Faced with these disappointments, Bush has gotten introspective in his final days, a tendency he resisted for eight years when he was known for strut and swagger. In the beginning, when Ari Fleischer, his first White House press secretary, would bring him queries from reporters asking how he felt about some news development, Bush would dismiss them as "goo-goo questions." Now Bush welcomes such detours as he tries to humanize himself and encourage the public, the media, and historians to give him more credit as they assess his legacy.

He finally admits that his low standing in the polls does bother him. "Everybody wants to be liked," the normally thick-skinned president told a December 1 forum on global health. He concedes that many voters backed Democrat Barack Obama on Election Day as a protest against the Bush years. He admits to frustration with his big setbacks, especially the failure to find weapons of mass destruction in Iraq, which was one of his main reasons for going to war there. Similarly, he is disappointed by the failure of Congress to pass his measures to overhaul immigration and Social Security, and he is distressed by the soaring level of federal spending and the continuing partisan warfare in Washington. In a gesture of conciliation (which his Democratic critics say he withheld for most of his presidency), he has ordered his aides to be gracious and helpful to the new president and his staff, even though Obama was a merciless critic of Bush throughout the campaign.

At times, Bush has turned unusually personal, bordering on melancholy. "I would like to be a person remembered as a person who, first and foremost, did not sell his soul in order to accommodate the political process," Bush told his sister, Doro Bush Koch, in a recent interview for StoryCorps, a national oral history project. "I came to Washington with a set of values, and I'm leaving with the same set of values, and I darn sure wasn't going to sacrifice those values; that I was a president that had to make tough choices and was willing to make them."

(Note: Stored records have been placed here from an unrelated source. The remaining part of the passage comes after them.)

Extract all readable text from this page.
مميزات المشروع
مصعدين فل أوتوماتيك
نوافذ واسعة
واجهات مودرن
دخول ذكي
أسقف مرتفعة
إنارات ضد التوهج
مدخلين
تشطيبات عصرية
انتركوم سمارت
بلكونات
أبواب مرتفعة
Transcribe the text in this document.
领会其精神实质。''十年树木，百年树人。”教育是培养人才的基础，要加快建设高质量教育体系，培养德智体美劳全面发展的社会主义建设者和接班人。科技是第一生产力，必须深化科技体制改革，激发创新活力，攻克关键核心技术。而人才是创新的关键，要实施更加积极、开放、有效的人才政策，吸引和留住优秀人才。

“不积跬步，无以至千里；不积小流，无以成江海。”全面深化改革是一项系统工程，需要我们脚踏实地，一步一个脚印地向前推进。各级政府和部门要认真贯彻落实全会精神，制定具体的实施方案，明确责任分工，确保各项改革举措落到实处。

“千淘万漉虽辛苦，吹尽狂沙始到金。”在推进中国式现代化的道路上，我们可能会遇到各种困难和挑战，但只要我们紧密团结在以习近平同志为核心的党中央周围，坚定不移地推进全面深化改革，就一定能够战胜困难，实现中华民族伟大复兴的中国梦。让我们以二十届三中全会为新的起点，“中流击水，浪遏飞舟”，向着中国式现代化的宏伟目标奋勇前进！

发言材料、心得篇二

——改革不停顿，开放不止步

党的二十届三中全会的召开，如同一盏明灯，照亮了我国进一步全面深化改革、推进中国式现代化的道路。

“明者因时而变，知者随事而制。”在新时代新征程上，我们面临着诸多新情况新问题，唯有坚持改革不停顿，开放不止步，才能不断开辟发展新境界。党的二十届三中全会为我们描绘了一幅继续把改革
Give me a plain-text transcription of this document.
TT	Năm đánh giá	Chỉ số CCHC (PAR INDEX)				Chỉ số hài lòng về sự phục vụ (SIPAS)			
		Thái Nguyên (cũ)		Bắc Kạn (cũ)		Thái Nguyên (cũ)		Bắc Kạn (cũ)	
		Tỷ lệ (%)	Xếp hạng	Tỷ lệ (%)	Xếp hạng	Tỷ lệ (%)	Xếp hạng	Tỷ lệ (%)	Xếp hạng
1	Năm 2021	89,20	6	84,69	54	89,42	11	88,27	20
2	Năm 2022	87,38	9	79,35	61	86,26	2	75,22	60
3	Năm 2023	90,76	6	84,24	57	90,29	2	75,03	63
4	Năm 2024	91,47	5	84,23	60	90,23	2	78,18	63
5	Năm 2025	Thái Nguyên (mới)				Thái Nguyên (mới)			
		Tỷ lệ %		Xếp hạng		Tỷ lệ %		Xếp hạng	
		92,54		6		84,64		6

Asked in the interview by his sister what he is most proud of, Bush said, "I'd like to be a president [known] as somebody who liberated 50 million people [in Iraq and Afghanistan] and helped achieve peace; that focused on individuals rather than process; that rallied people to serve their neighbor; that led an effort to help relieve HIV/AIDS and malaria on places like the continent of Africa; that helped elderly people get prescription drugs and Medicare as a part of the basic package; that came to Washington, D.C., with a set of political statements and worked as hard as I possibly could to do what I told the American people I would do." Aides say he is also proud of the tax cuts he pushed through Congress in his first term; his education-accountability program; and his appointment of Chief Justice John G. Roberts and Justice Samuel Alito to the Supreme Court.

Even though many of his individual objectives fizzled, Bush has still had a huge impact on the presidency as an institution through the expansion of executive prerogative. He believed, along with Vice President Dick Cheney, that presidential authority had eroded dangerously over the years as Congress asserted itself. One of his major legacies is "the idea that presidential power should be at the forefront and should be used aggressively and brazenly," says Princeton historian Julian Zelizer. "That's not going to be rolled back anytime soon," adding, "We rarely see presidents relinquish power." Bush used "signing statements" to greatly expand his power and ignore the will of Congress as expressed in legislation, and he used executive orders and other unilateral actions on everything from authorizing harsh interrogations of suspected terrorists to changing environmental policy to allow more energy development. But it is on the fundamental question of war and peace that his legacy hinges.